Autumn sees a great plethora of amazing vegetables in the shops. Pumpkins are often only associated with Halloween but they are a super versatile vegetable!
At just 13 calories per 100g of flesh, making them great for anyone watching their weight and looking to eat healthier.
· Pumpkin is a squash, so the flesh can be used as a vegetable just like butternut squash.
· The world’s biggest pumpkin weighed in at more than 1,800lb. That’s some vegetable!
· Pumpkins are more than 90% water.
· Pumpkins are rich in vitamin A and potassium and are also high in fibre.
· Pumpkins have been used for a variety of ailments – they were once recommended as a “cure” for freckles and were used as a remedy for snakebites.
Sowing the seeds
· Pumpkin seeds can help men avoid prostate cancer.
· Pumpkin and the seeds can increase blood flow everywhere and boost levels of testosterone due to the zinc they contain.

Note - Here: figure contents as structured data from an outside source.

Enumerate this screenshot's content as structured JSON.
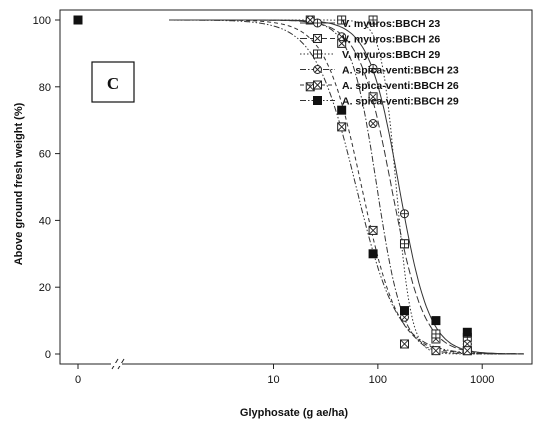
{
  "panel_label": "C",
  "chart_data": {
    "type": "scatter",
    "xlabel": "Glyphosate (g ae/ha)",
    "ylabel": "Above ground fresh weight (%)",
    "x_scale": "log",
    "x_axis_break": true,
    "xlim": [
      0.6,
      3000
    ],
    "ylim": [
      0,
      100
    ],
    "x_ticks": [
      {
        "value": 0,
        "label": "0"
      },
      {
        "value": 10,
        "label": "10"
      },
      {
        "value": 100,
        "label": "100"
      },
      {
        "value": 1000,
        "label": "1000"
      }
    ],
    "y_ticks": [
      0,
      20,
      40,
      60,
      80,
      100
    ],
    "grid": false,
    "legend_position": "top-right",
    "series": [
      {
        "name": "V. myuros:BBCH 23",
        "marker": "circle-plus",
        "line": "solid",
        "points": [
          {
            "x": 0,
            "y": 100
          },
          {
            "x": 90,
            "y": 85.5
          },
          {
            "x": 180,
            "y": 42
          },
          {
            "x": 360,
            "y": 6
          },
          {
            "x": 720,
            "y": 3
          }
        ],
        "curve": {
          "d": 3.8,
          "e": 160,
          "b": 3.0
        }
      },
      {
        "name": "V. myuros:BBCH 26",
        "marker": "square-x",
        "line": "long-dash",
        "points": [
          {
            "x": 0,
            "y": 100
          },
          {
            "x": 45,
            "y": 93
          },
          {
            "x": 90,
            "y": 77
          },
          {
            "x": 180,
            "y": 33
          },
          {
            "x": 360,
            "y": 4.5
          },
          {
            "x": 720,
            "y": 1
          }
        ],
        "curve": {
          "d": 3.8,
          "e": 135,
          "b": 2.8
        }
      },
      {
        "name": "V. myuros:BBCH 29",
        "marker": "square-plus",
        "line": "dotted",
        "points": [
          {
            "x": 0,
            "y": 100
          },
          {
            "x": 22.5,
            "y": 100
          },
          {
            "x": 45,
            "y": 100
          },
          {
            "x": 90,
            "y": 100
          },
          {
            "x": 180,
            "y": 33
          },
          {
            "x": 360,
            "y": 6
          },
          {
            "x": 720,
            "y": 5
          }
        ],
        "curve": {
          "d": 5.0,
          "e": 150,
          "b": 6.0
        }
      },
      {
        "name": "A. spica-venti:BBCH 23",
        "marker": "circle-x",
        "line": "dash-dot",
        "points": [
          {
            "x": 0,
            "y": 100
          },
          {
            "x": 22.5,
            "y": 100
          },
          {
            "x": 45,
            "y": 95
          },
          {
            "x": 90,
            "y": 69
          },
          {
            "x": 180,
            "y": 11
          },
          {
            "x": 360,
            "y": 1
          },
          {
            "x": 720,
            "y": 3
          }
        ],
        "curve": {
          "d": 2.0,
          "e": 98,
          "b": 3.5
        }
      },
      {
        "name": "A. spica-venti:BBCH 26",
        "marker": "square-diag",
        "line": "dashed",
        "points": [
          {
            "x": 0,
            "y": 100
          },
          {
            "x": 22.5,
            "y": 80
          },
          {
            "x": 45,
            "y": 68
          },
          {
            "x": 90,
            "y": 37
          },
          {
            "x": 180,
            "y": 3
          },
          {
            "x": 360,
            "y": 1
          },
          {
            "x": 720,
            "y": 1
          }
        ],
        "curve": {
          "d": 4.0,
          "e": 70,
          "b": 2.5
        }
      },
      {
        "name": "A. spica-venti:BBCH 29",
        "marker": "filled-square",
        "line": "dash-dot-dot",
        "points": [
          {
            "x": 0,
            "y": 100
          },
          {
            "x": 45,
            "y": 73
          },
          {
            "x": 90,
            "y": 30
          },
          {
            "x": 180,
            "y": 13
          },
          {
            "x": 360,
            "y": 10
          },
          {
            "x": 720,
            "y": 6.5
          }
        ],
        "curve": {
          "d": 2.0,
          "e": 62,
          "b": 2.2
        }
      }
    ]
  }
}
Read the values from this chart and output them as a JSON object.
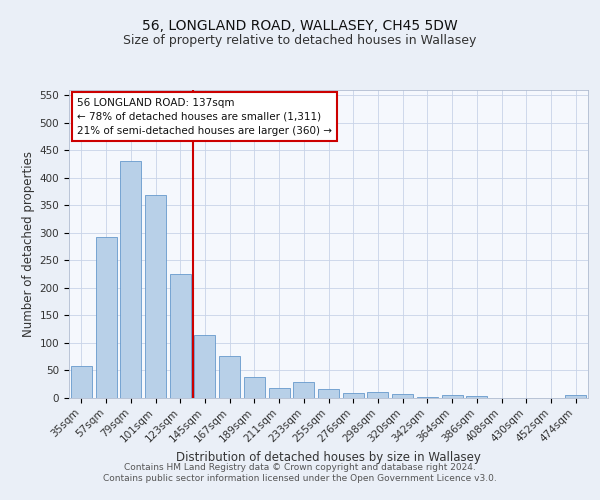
{
  "title1": "56, LONGLAND ROAD, WALLASEY, CH45 5DW",
  "title2": "Size of property relative to detached houses in Wallasey",
  "xlabel": "Distribution of detached houses by size in Wallasey",
  "ylabel": "Number of detached properties",
  "categories": [
    "35sqm",
    "57sqm",
    "79sqm",
    "101sqm",
    "123sqm",
    "145sqm",
    "167sqm",
    "189sqm",
    "211sqm",
    "233sqm",
    "255sqm",
    "276sqm",
    "298sqm",
    "320sqm",
    "342sqm",
    "364sqm",
    "386sqm",
    "408sqm",
    "430sqm",
    "452sqm",
    "474sqm"
  ],
  "values": [
    57,
    292,
    430,
    368,
    225,
    113,
    76,
    38,
    18,
    29,
    16,
    9,
    10,
    7,
    1,
    5,
    3,
    0,
    0,
    0,
    4
  ],
  "bar_color": "#b8d0e8",
  "bar_edge_color": "#6699cc",
  "vline_color": "#cc0000",
  "annotation_title": "56 LONGLAND ROAD: 137sqm",
  "annotation_line1": "← 78% of detached houses are smaller (1,311)",
  "annotation_line2": "21% of semi-detached houses are larger (360) →",
  "annotation_box_color": "#ffffff",
  "annotation_box_edge_color": "#cc0000",
  "ylim": [
    0,
    560
  ],
  "yticks": [
    0,
    50,
    100,
    150,
    200,
    250,
    300,
    350,
    400,
    450,
    500,
    550
  ],
  "bg_color": "#eaeff7",
  "plot_bg_color": "#f5f8fd",
  "footer1": "Contains HM Land Registry data © Crown copyright and database right 2024.",
  "footer2": "Contains public sector information licensed under the Open Government Licence v3.0.",
  "title1_fontsize": 10,
  "title2_fontsize": 9,
  "axis_label_fontsize": 8.5,
  "tick_fontsize": 7.5,
  "footer_fontsize": 6.5,
  "annotation_fontsize": 7.5
}
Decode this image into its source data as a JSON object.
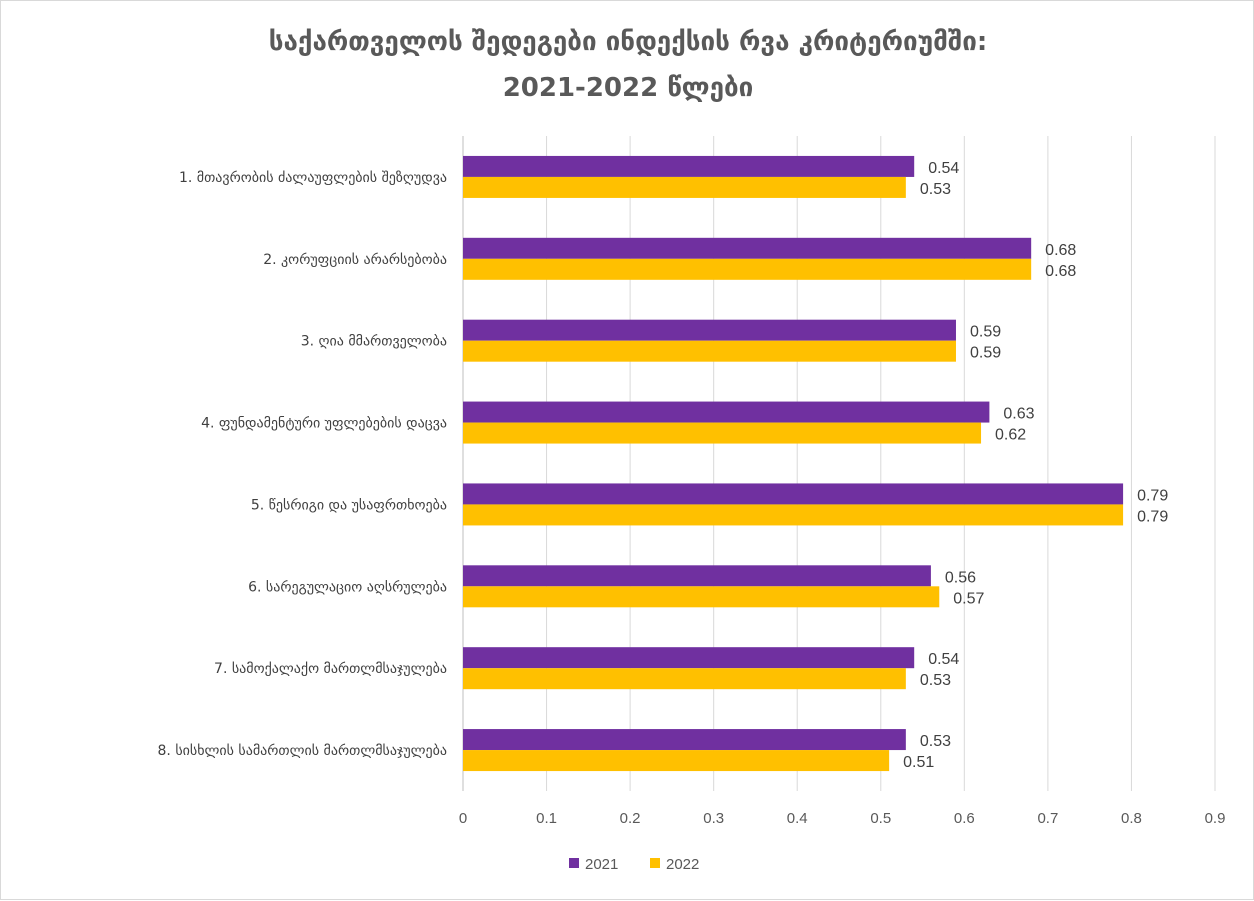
{
  "chart_data": {
    "type": "bar",
    "orientation": "horizontal",
    "title_lines": [
      "საქართველოს შედეგები ინდექსის რვა კრიტერიუმში:",
      "2021-2022 წლები"
    ],
    "categories": [
      "1. მთავრობის  ძალაუფლების შეზღუდვა",
      "2. კორუფციის არარსებობა",
      "3. ღია მმართველობა",
      "4. ფუნდამენტური უფლებების დაცვა",
      "5. წესრიგი და უსაფრთხოება",
      "6. სარეგულაციო აღსრულება",
      "7. სამოქალაქო მართლმსაჯულება",
      "8. სისხლის სამართლის  მართლმსაჯულება"
    ],
    "series": [
      {
        "name": "2021",
        "color": "#7030a0",
        "values": [
          0.54,
          0.68,
          0.59,
          0.63,
          0.79,
          0.56,
          0.54,
          0.53
        ]
      },
      {
        "name": "2022",
        "color": "#ffc000",
        "values": [
          0.53,
          0.68,
          0.59,
          0.62,
          0.79,
          0.57,
          0.53,
          0.51
        ]
      }
    ],
    "xlim": [
      0,
      0.9
    ],
    "xticks": [
      "0",
      "0.1",
      "0.2",
      "0.3",
      "0.4",
      "0.5",
      "0.6",
      "0.7",
      "0.8",
      "0.9"
    ],
    "grid": "vertical",
    "legend_position": "bottom-left"
  }
}
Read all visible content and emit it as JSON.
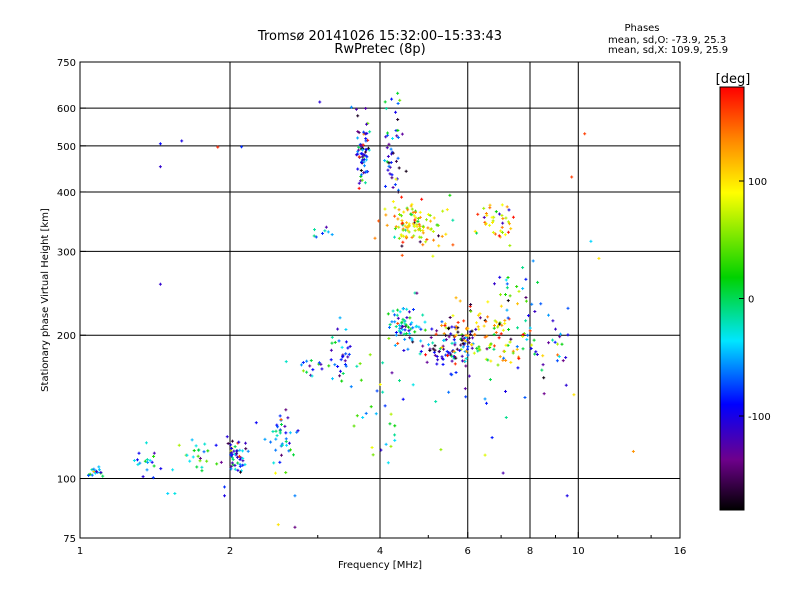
{
  "chart_data": {
    "type": "scatter",
    "title": "Tromsø 20141026 15:32:00–15:33:43",
    "subtitle": "RwPretec (8p)",
    "xlabel": "Frequency [MHz]",
    "ylabel": "Stationary phase Virtual Height [km]",
    "x_scale": "log",
    "y_scale": "log",
    "xlim": [
      1,
      16
    ],
    "ylim": [
      75,
      750
    ],
    "x_ticks": [
      1,
      2,
      4,
      6,
      8,
      10,
      16
    ],
    "x_tick_labels": [
      "1",
      "2",
      "4",
      "6",
      "8",
      "10",
      "16"
    ],
    "x_grid": [
      2,
      4,
      6,
      8,
      10
    ],
    "y_ticks": [
      75,
      100,
      200,
      300,
      400,
      500,
      600,
      750
    ],
    "y_tick_labels": [
      "75",
      "100",
      "200",
      "300",
      "400",
      "500",
      "600",
      "750"
    ],
    "y_grid": [
      100,
      200,
      300,
      400,
      500,
      600
    ],
    "grid": true,
    "stats": {
      "heading": "Phases",
      "o_line": "mean, sd,O: -73.9, 25.3",
      "x_line": "mean, sd,X: 109.9, 25.9"
    },
    "colorbar": {
      "label": "[deg]",
      "range": [
        -180,
        180
      ],
      "ticks": [
        -100,
        0,
        100
      ],
      "tick_labels": [
        "-100",
        "0",
        "100"
      ]
    },
    "seed": 20141026,
    "clusters": [
      {
        "fc": 1.08,
        "hc": 103,
        "sf": 0.03,
        "sh": 0.012,
        "n": 18,
        "phase": -20
      },
      {
        "fc": 1.38,
        "hc": 110,
        "sf": 0.05,
        "sh": 0.04,
        "n": 18,
        "phase": -30
      },
      {
        "fc": 1.72,
        "hc": 113,
        "sf": 0.05,
        "sh": 0.05,
        "n": 22,
        "phase": -40
      },
      {
        "fc": 2.05,
        "hc": 112,
        "sf": 0.03,
        "sh": 0.05,
        "n": 50,
        "phase": -60
      },
      {
        "fc": 2.55,
        "hc": 122,
        "sf": 0.05,
        "sh": 0.07,
        "n": 40,
        "phase": -55
      },
      {
        "fc": 2.95,
        "hc": 175,
        "sf": 0.05,
        "sh": 0.03,
        "n": 15,
        "phase": -60
      },
      {
        "fc": 3.35,
        "hc": 180,
        "sf": 0.03,
        "sh": 0.08,
        "n": 32,
        "phase": -70
      },
      {
        "fc": 3.1,
        "hc": 330,
        "sf": 0.02,
        "sh": 0.015,
        "n": 8,
        "phase": -40
      },
      {
        "fc": 3.7,
        "hc": 480,
        "sf": 0.015,
        "sh": 0.1,
        "n": 70,
        "phase": -90
      },
      {
        "fc": 4.25,
        "hc": 500,
        "sf": 0.03,
        "sh": 0.12,
        "n": 45,
        "phase": -85
      },
      {
        "fc": 4.6,
        "hc": 340,
        "sf": 0.08,
        "sh": 0.05,
        "n": 110,
        "phase": 110
      },
      {
        "fc": 6.8,
        "hc": 350,
        "sf": 0.06,
        "sh": 0.05,
        "n": 40,
        "phase": 115
      },
      {
        "fc": 4.5,
        "hc": 210,
        "sf": 0.04,
        "sh": 0.06,
        "n": 70,
        "phase": -50
      },
      {
        "fc": 5.5,
        "hc": 185,
        "sf": 0.07,
        "sh": 0.05,
        "n": 80,
        "phase": -100
      },
      {
        "fc": 5.8,
        "hc": 205,
        "sf": 0.06,
        "sh": 0.06,
        "n": 60,
        "phase": 140
      },
      {
        "fc": 7.0,
        "hc": 200,
        "sf": 0.07,
        "sh": 0.08,
        "n": 70,
        "phase": 100
      },
      {
        "fc": 8.5,
        "hc": 195,
        "sf": 0.07,
        "sh": 0.08,
        "n": 35,
        "phase": -90
      },
      {
        "fc": 7.5,
        "hc": 250,
        "sf": 0.05,
        "sh": 0.05,
        "n": 20,
        "phase": -40
      },
      {
        "fc": 3.9,
        "hc": 140,
        "sf": 0.08,
        "sh": 0.18,
        "n": 30,
        "phase": 0
      },
      {
        "fc": 6.5,
        "hc": 160,
        "sf": 0.15,
        "sh": 0.15,
        "n": 20,
        "phase": -80
      },
      {
        "fc": 2.0,
        "hc": 600,
        "sf": 0.3,
        "sh": 0.2,
        "n": 4,
        "phase": -100
      }
    ],
    "phase_noise": 55,
    "extra_points": [
      {
        "f": 1.45,
        "h": 505,
        "p": -90
      },
      {
        "f": 1.6,
        "h": 512,
        "p": -100
      },
      {
        "f": 1.45,
        "h": 452,
        "p": -110
      },
      {
        "f": 1.45,
        "h": 256,
        "p": -110
      },
      {
        "f": 1.5,
        "h": 93,
        "p": -40
      },
      {
        "f": 1.55,
        "h": 93,
        "p": -30
      },
      {
        "f": 2.5,
        "h": 80,
        "p": 100
      },
      {
        "f": 2.7,
        "h": 79,
        "p": -140
      },
      {
        "f": 2.7,
        "h": 92,
        "p": -60
      },
      {
        "f": 1.95,
        "h": 96,
        "p": -80
      },
      {
        "f": 1.95,
        "h": 92,
        "p": -100
      },
      {
        "f": 9.5,
        "h": 92,
        "p": -100
      },
      {
        "f": 10.3,
        "h": 530,
        "p": 160
      },
      {
        "f": 9.7,
        "h": 430,
        "p": 160
      },
      {
        "f": 10.6,
        "h": 315,
        "p": -40
      },
      {
        "f": 12.9,
        "h": 114,
        "p": 130
      },
      {
        "f": 11.0,
        "h": 290,
        "p": 100
      },
      {
        "f": 9.8,
        "h": 150,
        "p": 100
      },
      {
        "f": 5.3,
        "h": 115,
        "p": 60
      },
      {
        "f": 6.5,
        "h": 112,
        "p": 80
      }
    ]
  }
}
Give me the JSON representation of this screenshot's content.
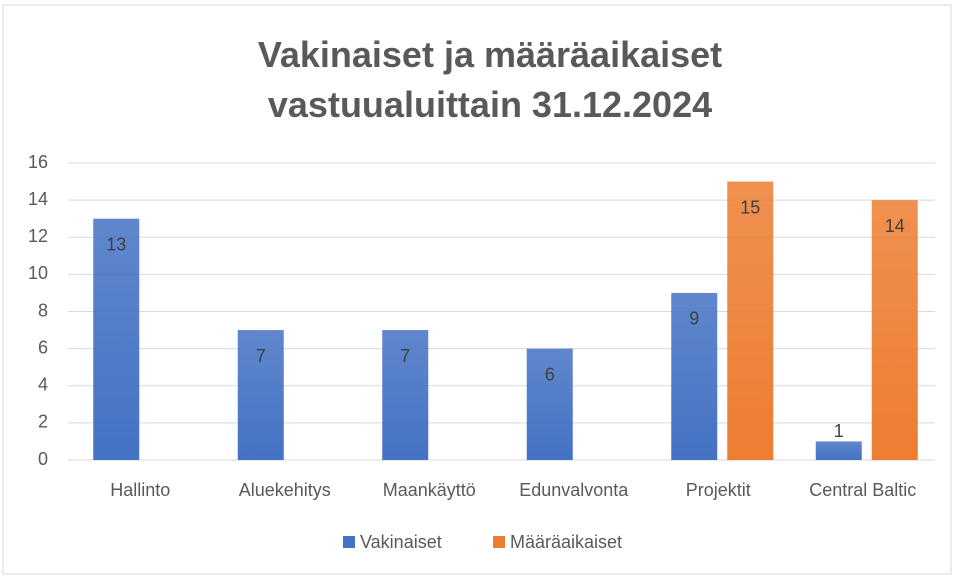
{
  "chart_data": {
    "type": "bar",
    "title": "Vakinaiset ja määräaikaiset vastuualuittain 31.12.2024",
    "categories": [
      "Hallinto",
      "Aluekehitys",
      "Maankäyttö",
      "Edunvalvonta",
      "Projektit",
      "Central Baltic"
    ],
    "series": [
      {
        "name": "Vakinaiset",
        "color": "#4472c4",
        "values": [
          13,
          7,
          7,
          6,
          9,
          1
        ]
      },
      {
        "name": "Määräaikaiset",
        "color": "#ed7d31",
        "values": [
          null,
          null,
          null,
          null,
          15,
          14
        ]
      }
    ],
    "ylim": [
      0,
      16
    ],
    "yticks": [
      0,
      2,
      4,
      6,
      8,
      10,
      12,
      14,
      16
    ],
    "grid": true,
    "legend": "bottom"
  }
}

· Pumpkin seeds are rich in minerals – nearly 20% of the recommended daily intake of zinc and 50% of the daily recommended intake for magnesium and manganese is in a 30g serving. They’re also rich in essential fats and protein.
· Pumpkin seeds can help relieve or prevent minor kidney disorders such as cystitis and water retention.
· As well as containing some B vitamins they also have good amounts of vitamin K*, needed for bone health and blood clotting – good for people at risk from osteoporosis and menopausal women. *If you are taking blood thinning medication it is advisable to check with your GP before eating on a regular basis
· Pumpkin seeds are 45% fat, but this is from both the omega 3 and 6 essential fats needed for hormone balance, brain function, helping to lower cholesterol and skin health.
· 1 tablespoon of seeds has 90 calories, so use them sparingly.
Smashing pumpkin ideas
· Small pumpkins are the tastiest. Cut them in half, scrape out the seeds and roast.
· Cut the flesh of larger pumpkins into chunks and roast with chunks of red pepper for a colourful vegetable side dish.
· Uncooked chopped pumpkin freezes well and is great for thickening soups and stews.
· Pumpkin seeds can be eaten as a snack or added to muesli, salads or nut and seed roasts. About 20g-30g is a good recommended daily dose (1 tablespoon is approx 16g).
· Try this as an occasional savoury treat and a healthier alternative to salted peanuts. Place pumpkin seeds on a large baking tray and drizzle with soy sauce. Roast in a hot oven for a few minutes. They harden slightly and become slightly nutty in texture and taste and the soy sauce adds that delicious salty flavour. Just don’t eat them all at once!